As a new strain of conflict fatigue once again sets in, we also find ourselves grasping for straws in the hope that the flames of this clash will simply flicker out on their own. That was certainly the case in the first cold war, as hope built during and after periodic US-Soviet summits—especially the Glassboro summit between LBJ and Alexi Kosygin (1967), Nixon’s three summits with Brezhnev (1972-74), and the famed Reykjavik summit between Reagan and Gorbachev (1986). The same is the case today, with hope for conflict resolution once again pinned on leader-to leader summits—the Biden-Xi meeting in Bali last November and a prospective meeting of the two presidents at the upcoming APEC summit in October. Just yesterday (May 11), an unexpected meeting in Geneva between Jake Sullivan and Wang Yi sparked talk of a thaw in what has been an increasingly frosty 3½ months.
I have never been a big fan of relying solely on the leader-to-leader recipe for conflict resolution. High-level discussions are certainly necessary but far from sufficient to move the needle in a major conflict. Starting with the historic Nixon-Mao breakthrough of 1972, the Sino-American relationship has long been overly personalized. The problem with personalization is that it can ultimately be undermined by the fragile and insidious interplay between leadership egos and domestic politics.

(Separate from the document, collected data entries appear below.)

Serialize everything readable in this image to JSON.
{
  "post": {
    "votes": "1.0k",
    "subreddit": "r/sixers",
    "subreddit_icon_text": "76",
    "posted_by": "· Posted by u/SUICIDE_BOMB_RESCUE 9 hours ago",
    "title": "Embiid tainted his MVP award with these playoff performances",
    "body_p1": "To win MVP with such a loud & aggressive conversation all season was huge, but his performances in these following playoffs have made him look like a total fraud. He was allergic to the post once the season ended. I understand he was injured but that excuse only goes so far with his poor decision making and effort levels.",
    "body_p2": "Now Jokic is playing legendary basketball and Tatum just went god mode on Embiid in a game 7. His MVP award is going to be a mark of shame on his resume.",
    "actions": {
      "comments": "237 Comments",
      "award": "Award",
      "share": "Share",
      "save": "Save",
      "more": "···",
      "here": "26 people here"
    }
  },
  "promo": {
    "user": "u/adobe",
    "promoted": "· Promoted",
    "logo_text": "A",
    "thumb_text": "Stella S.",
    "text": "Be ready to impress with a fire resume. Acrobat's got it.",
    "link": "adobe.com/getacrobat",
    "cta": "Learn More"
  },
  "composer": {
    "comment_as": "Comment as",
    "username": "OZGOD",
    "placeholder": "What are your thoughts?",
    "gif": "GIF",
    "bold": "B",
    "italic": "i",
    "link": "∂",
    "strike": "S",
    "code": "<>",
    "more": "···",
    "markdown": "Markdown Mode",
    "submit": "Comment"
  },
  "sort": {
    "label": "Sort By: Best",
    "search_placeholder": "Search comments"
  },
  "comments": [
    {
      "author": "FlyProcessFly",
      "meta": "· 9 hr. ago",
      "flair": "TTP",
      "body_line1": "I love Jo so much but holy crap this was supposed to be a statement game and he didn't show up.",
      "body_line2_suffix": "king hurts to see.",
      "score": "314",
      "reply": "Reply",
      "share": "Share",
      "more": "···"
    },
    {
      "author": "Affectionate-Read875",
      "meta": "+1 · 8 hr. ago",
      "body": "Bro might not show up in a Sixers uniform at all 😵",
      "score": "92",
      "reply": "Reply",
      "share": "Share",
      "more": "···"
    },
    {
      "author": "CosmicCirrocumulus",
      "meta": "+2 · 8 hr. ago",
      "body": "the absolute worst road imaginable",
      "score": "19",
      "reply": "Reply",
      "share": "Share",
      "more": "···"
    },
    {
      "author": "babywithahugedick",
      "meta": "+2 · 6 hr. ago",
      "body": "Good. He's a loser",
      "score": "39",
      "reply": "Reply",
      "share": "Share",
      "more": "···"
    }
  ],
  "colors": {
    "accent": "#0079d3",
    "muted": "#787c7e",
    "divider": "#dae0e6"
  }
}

With that important caveat in mind, I certainly concede that the willingness of both sides to grasp for proverbial straws is something of a silver lining—an indication that the US and China, collectively, would like to see a more constructive climate of engagement. But “would like” hardly guarantees a positive outcome. In the end, it will take far more than wishful thinking wrapped around the spin of leader-to-leader meetings to resolve an increasingly conflicted Sino-American relationship. Without a new and more robust, architecture of engagement, these high-level exchanges are likely to ring hollow, and the risks of conflict fatigue will continue to mount. The longer the fatigue sets in, the greater the sense of resignation that an increasingly intractable conflict is here to stay. That’s only part of the case for a US-China secretariat that I detail in Accidental Conflict.